Once configured, your local models appear right alongside GitHub Copilot models, allowing you to switch between them with a single click.

Key Features

  • Seamless Integration: Your LM Studio models appear in the Copilot Chat model picker.
  • Streaming Support: No waiting for the whole response! Responses stream into the chat window just like GitHub Copilot.
  • Tool Calling: For models that support it, you can leverage the power of tool calling, making your local LLM much more capable within the IDE. How? Read this article
  • Local & Remote: It works whether LM Studio is running on your local machine or a powerful remote server accessible via an IP address.

How It Works (The Architecture)

To make this work seamlessly without bloating the VS Code extension itself, I implemented a hybrid architecture:

  1. The VS Code Extension (TypeScript): This is the "face" of the project. It handles the VS Code API interactions, manages the model list, and integrates with the Chat UI.
  2. The Backend Process (.NET 8): Because some of the complex logic (like handling the heavy lifting of the API communication and certain protocol details) is more efficiently managed in a managed runtime, I use a bundled .NET 8 backend process. This backend communicates with the VS Code extension and the LM Studio API.

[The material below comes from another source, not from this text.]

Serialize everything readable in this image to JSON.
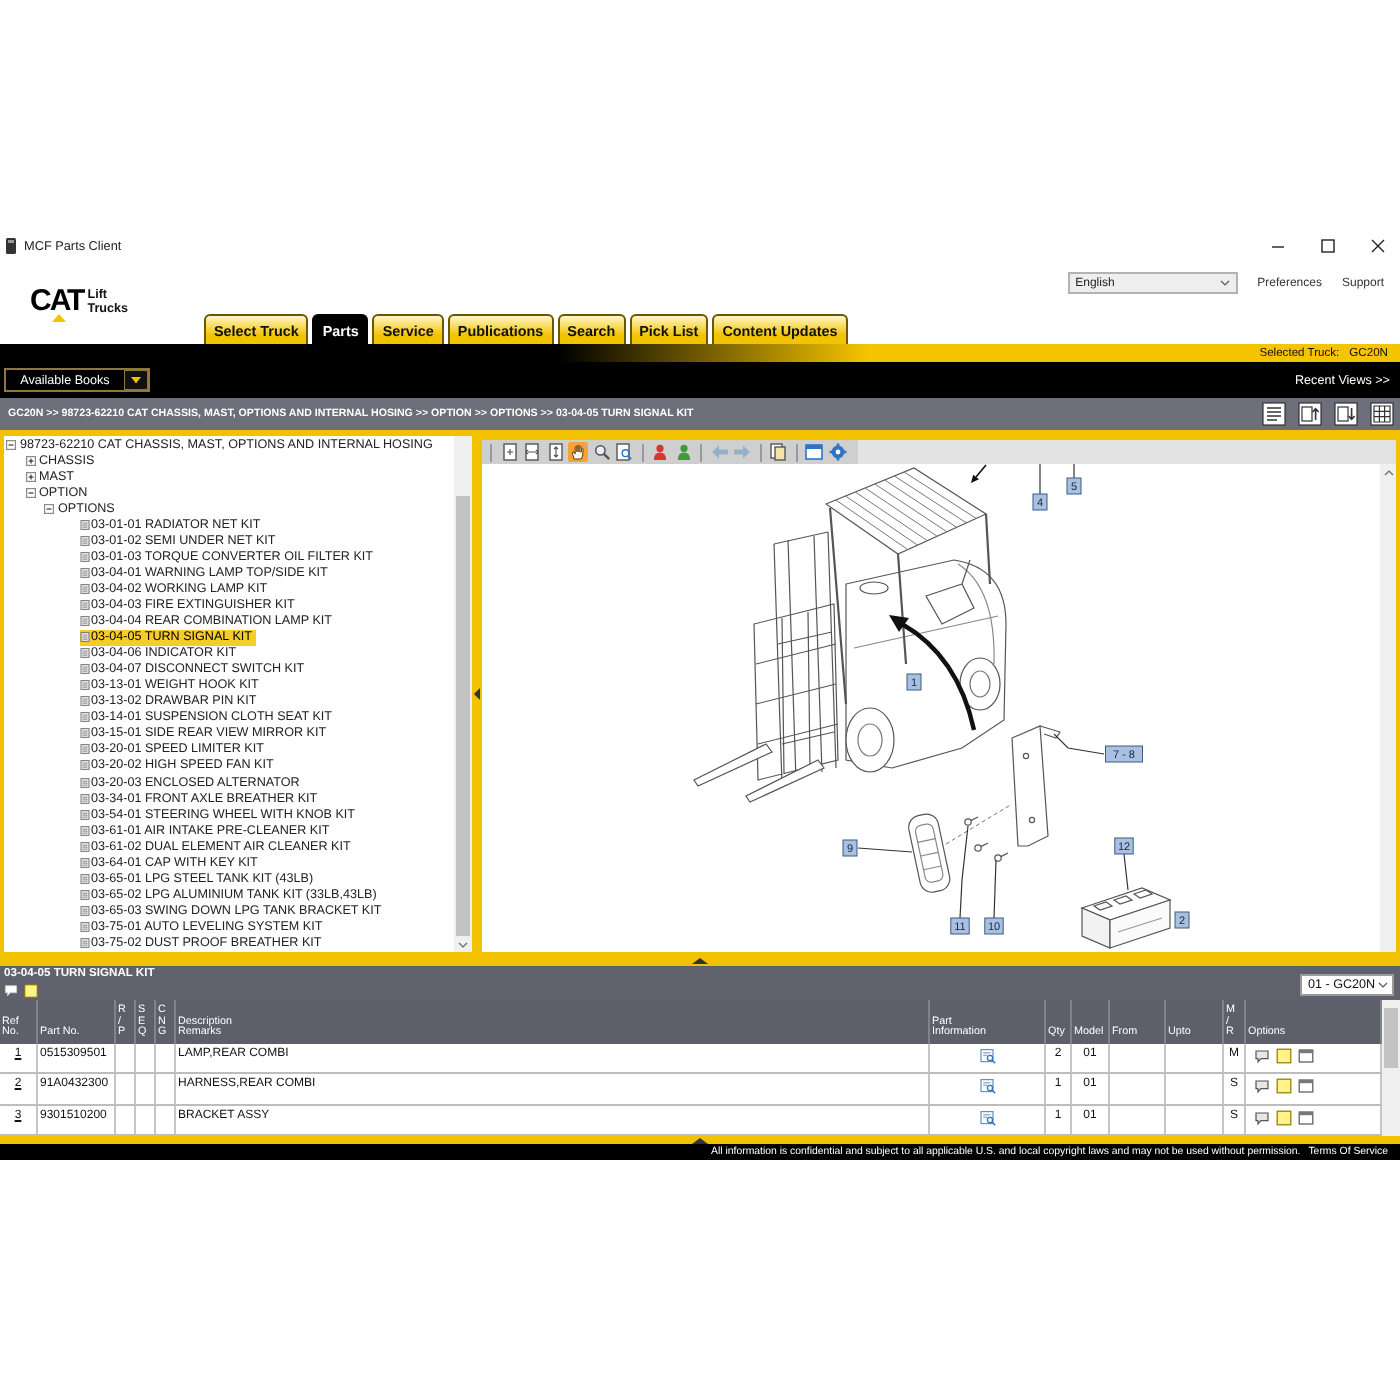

By using a separate backend process, I ensure the extension remains responsive and can handle the intricacies of the communication protocols required to "trick" the VS Code chat UI into using a local model.

Getting Started

Getting up and running is incredibly simple:

  1. Install the extension from the VS Code Marketplace.
  2. Start LM Studio and load the model you want to use.
  3. Ensure the API Server is running in LM Studio (usually at http://localhost:1234).
  4. Open Copilot Chat in VS Code, select your LM Studio model from the picker, and start chatting!

Conclusion

The LM Studio Copilot Expansion is a testament to the power of the open AI ecosystem. By bridging the gap between local, private models and industry-standard IDE interfaces, I'm giving developers more choice, more privacy, and more flexibility in how they use AI to write code.

Happy coding (with your local models)!